Taylor coached Yale from 1976 to 2006 and compiled a 337-433-55 record. He was a two-time winner of the ECAC Hockey Coach of the Year Award (1991-92, 1997-98). The award was named after Taylor starting with the 2006-07 season. He also was a three-time winner of the Spencer Penrose Award as national coach of the year (1986-87, 1991-92, 1997-98). Yale won the 1997-98 ECACH regular-season title.

Taylor twice coached the U.S. Olympic hockey team (1984 and 1994).

Taylor's last win came against Union in the memorable five-overtime game in Game 2 of the ECACH tournament first round. David Meckler's short-handed goal 1:35 into the fifth OT gave the 11th-seeded Bulldogs beat the sixth-seeded Dutchmen, 3-2. At 141:35, it was the longest in NCAA hockey history. That was eclipsed four years later when Union lost to Quinnipiac in Game 1 of the ECACH tournament quarterfinals.
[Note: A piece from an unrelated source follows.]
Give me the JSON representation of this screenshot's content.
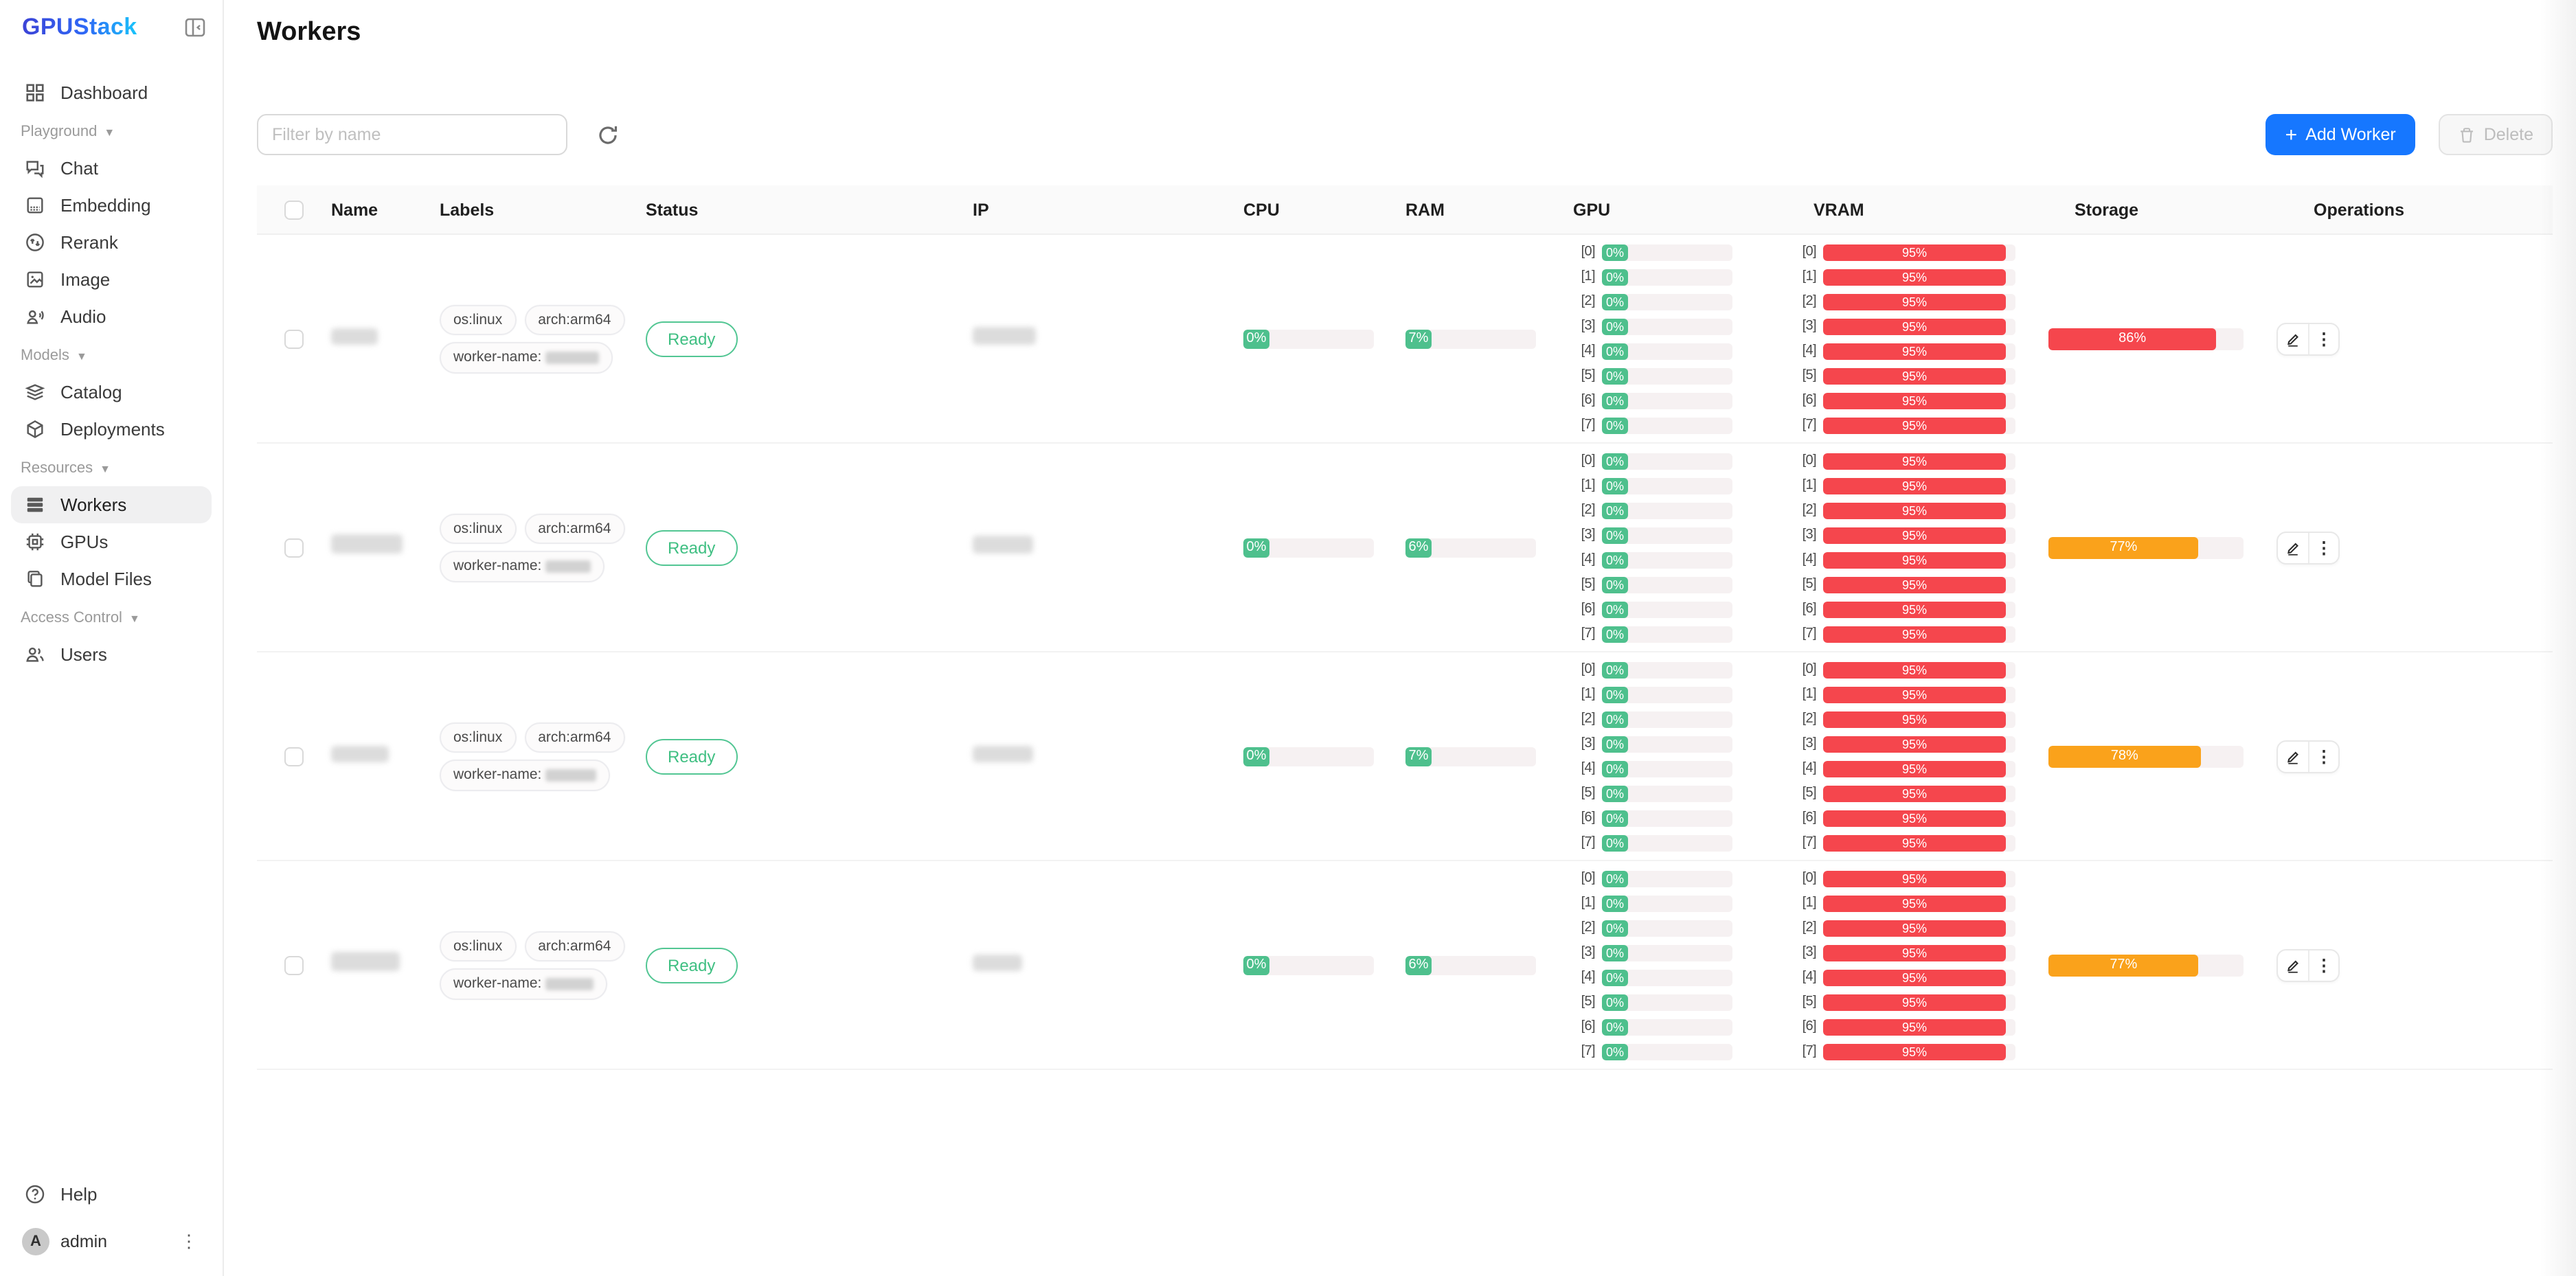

After losing to Dartmouth in the quarterfinals, Taylor was fired and replaced by one of his former players, Keith Allain. Allain guided Yale to its first NCAA hockey title April 13.
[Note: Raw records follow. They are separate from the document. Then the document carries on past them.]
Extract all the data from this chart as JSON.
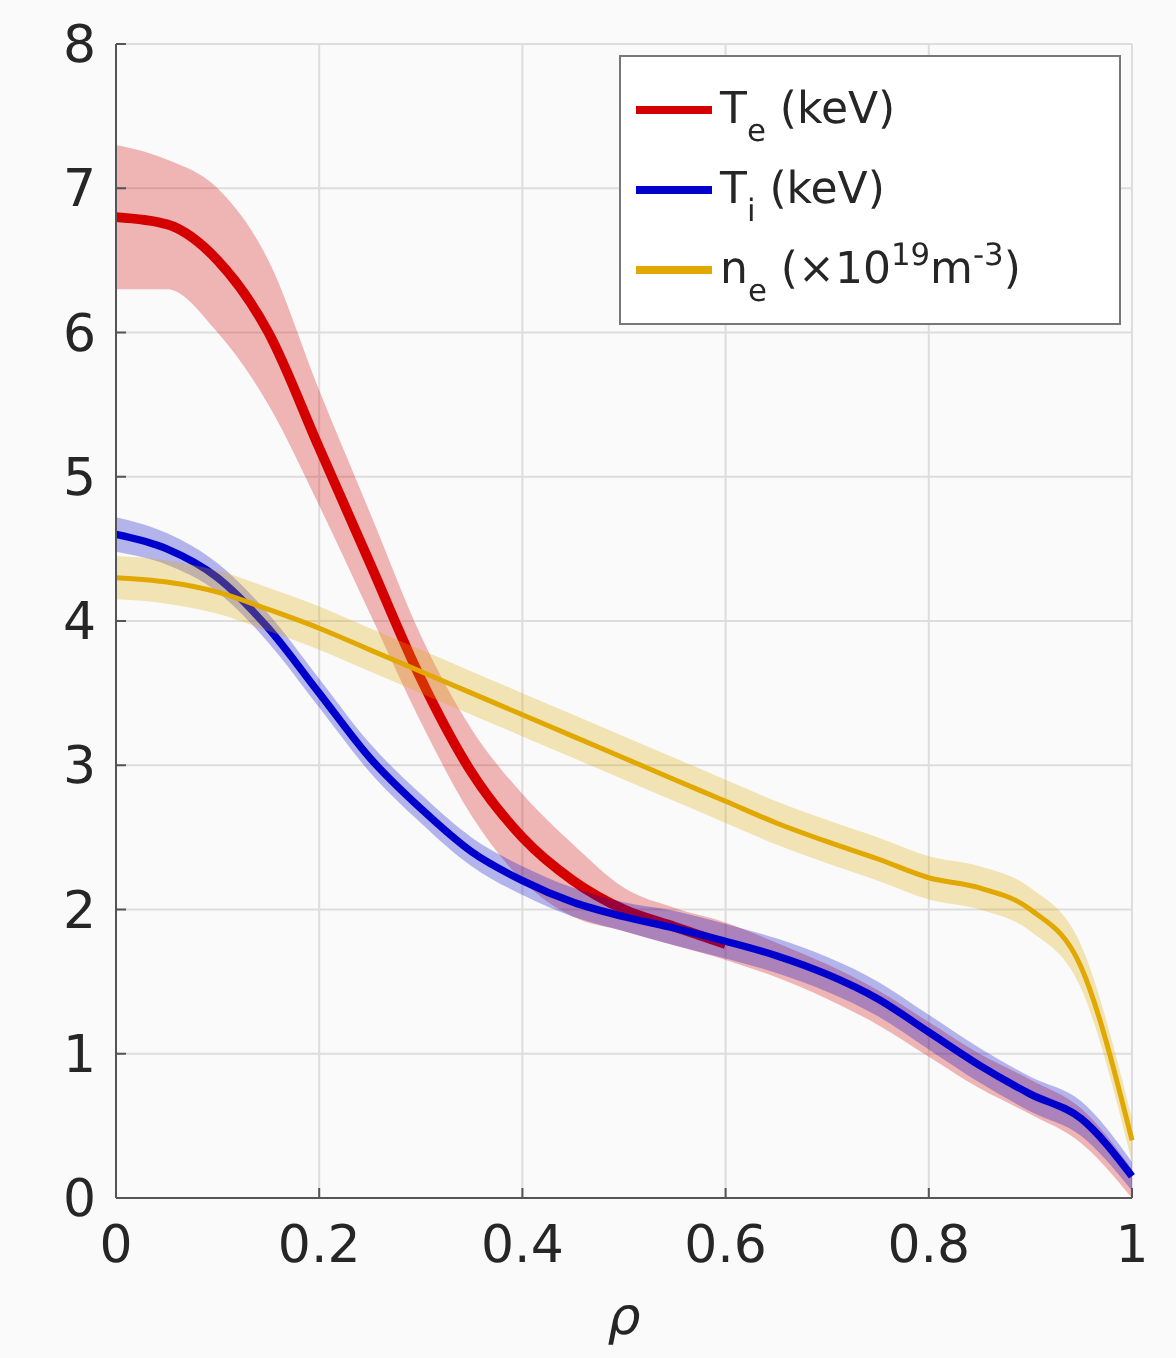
{
  "chart_data": {
    "type": "line",
    "xlabel": "ρ",
    "xlim": [
      0,
      1
    ],
    "xticks": [
      0,
      {
        "value": 0.2,
        "label": "0.2"
      },
      {
        "value": 0.4,
        "label": "0.4"
      },
      {
        "value": 0.6,
        "label": "0.6"
      },
      {
        "value": 0.8,
        "label": "0.8"
      },
      1
    ],
    "ylim": [
      0,
      8
    ],
    "yticks": [
      0,
      1,
      2,
      3,
      4,
      5,
      6,
      7,
      8
    ],
    "grid": true,
    "legend": "top right",
    "line_style": "solid",
    "marker": "none",
    "x": [
      0,
      0.05,
      0.1,
      0.15,
      0.2,
      0.25,
      0.3,
      0.35,
      0.4,
      0.45,
      0.5,
      0.55,
      0.6,
      0.65,
      0.7,
      0.75,
      0.8,
      0.85,
      0.9,
      0.95,
      1
    ],
    "series": [
      {
        "name": "T$_{e}$ (keV)",
        "color": "#d40000",
        "values": [
          6.8,
          6.75,
          6.5,
          6.0,
          5.2,
          4.4,
          3.6,
          2.95,
          2.5,
          2.2,
          2.0,
          1.88,
          1.76,
          null,
          null,
          null,
          null,
          null,
          null,
          null,
          null
        ],
        "lower": [
          6.3,
          6.3,
          6.0,
          5.5,
          4.8,
          4.05,
          3.3,
          2.65,
          2.2,
          1.95,
          1.85,
          1.75,
          1.65,
          1.53,
          1.38,
          1.2,
          0.98,
          0.76,
          0.58,
          0.38,
          0.0
        ],
        "upper": [
          7.3,
          7.2,
          7.0,
          6.5,
          5.6,
          4.75,
          3.9,
          3.25,
          2.8,
          2.45,
          2.15,
          2.01,
          1.91,
          1.77,
          1.62,
          1.44,
          1.22,
          1.0,
          0.82,
          0.62,
          0.2
        ]
      },
      {
        "name": "T$_{i}$ (keV)",
        "color": "#0000cc",
        "values": [
          4.6,
          4.5,
          4.3,
          3.95,
          3.5,
          3.05,
          2.7,
          2.4,
          2.2,
          2.05,
          1.95,
          1.87,
          1.78,
          1.68,
          1.55,
          1.38,
          1.15,
          0.92,
          0.72,
          0.55,
          0.15
        ],
        "lower": [
          4.48,
          4.39,
          4.2,
          3.85,
          3.4,
          2.95,
          2.6,
          2.3,
          2.1,
          1.95,
          1.85,
          1.75,
          1.66,
          1.56,
          1.43,
          1.26,
          1.03,
          0.8,
          0.6,
          0.43,
          0.05
        ],
        "upper": [
          4.72,
          4.61,
          4.4,
          4.05,
          3.6,
          3.15,
          2.8,
          2.5,
          2.3,
          2.15,
          2.05,
          1.99,
          1.9,
          1.8,
          1.67,
          1.5,
          1.27,
          1.04,
          0.84,
          0.67,
          0.25
        ]
      },
      {
        "name": "n$_{e}$ (×10$^{19}$m$^{-3}$)",
        "color": "#e0a800",
        "values": [
          4.3,
          4.27,
          4.2,
          4.08,
          3.95,
          3.8,
          3.65,
          3.5,
          3.35,
          3.2,
          3.05,
          2.9,
          2.75,
          2.6,
          2.47,
          2.35,
          2.22,
          2.15,
          2.0,
          1.6,
          0.4
        ],
        "lower": [
          4.15,
          4.12,
          4.05,
          3.93,
          3.8,
          3.65,
          3.5,
          3.35,
          3.2,
          3.05,
          2.9,
          2.75,
          2.6,
          2.45,
          2.32,
          2.2,
          2.07,
          2.0,
          1.85,
          1.45,
          0.25
        ],
        "upper": [
          4.45,
          4.42,
          4.35,
          4.23,
          4.1,
          3.95,
          3.8,
          3.65,
          3.5,
          3.35,
          3.2,
          3.05,
          2.9,
          2.75,
          2.62,
          2.5,
          2.37,
          2.3,
          2.15,
          1.75,
          0.55
        ]
      }
    ]
  }
}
After Yale, Taylor worked with USA Hockey.

RPI coach Seth Appert tweeted: "Sad day for #usahockey as we lost Tim Taylor-as good as it gets in hockey and as a man. I feel lucky to have gotten to know him on n off ice."

UPDATE 6:36 p.m. Sunday: ECACH commissioner Steve Hagwell issued a statement on Taylor's passing, saying, "The ECAC Hockey family, and hockey community, has suffered a great loss with the passing of coach Tim Taylor. He is an icon within ECAC Hockey and the entire sport. A gentleman's gentleman, Coach epitomized the true meaning of honor, integrity, loyalty and class. Coach truly was a blessing to everyone who had the privilege of knowing him. I certainly am a better man because of relationship and friendship with coach. He will greatly missed, but not forgotten."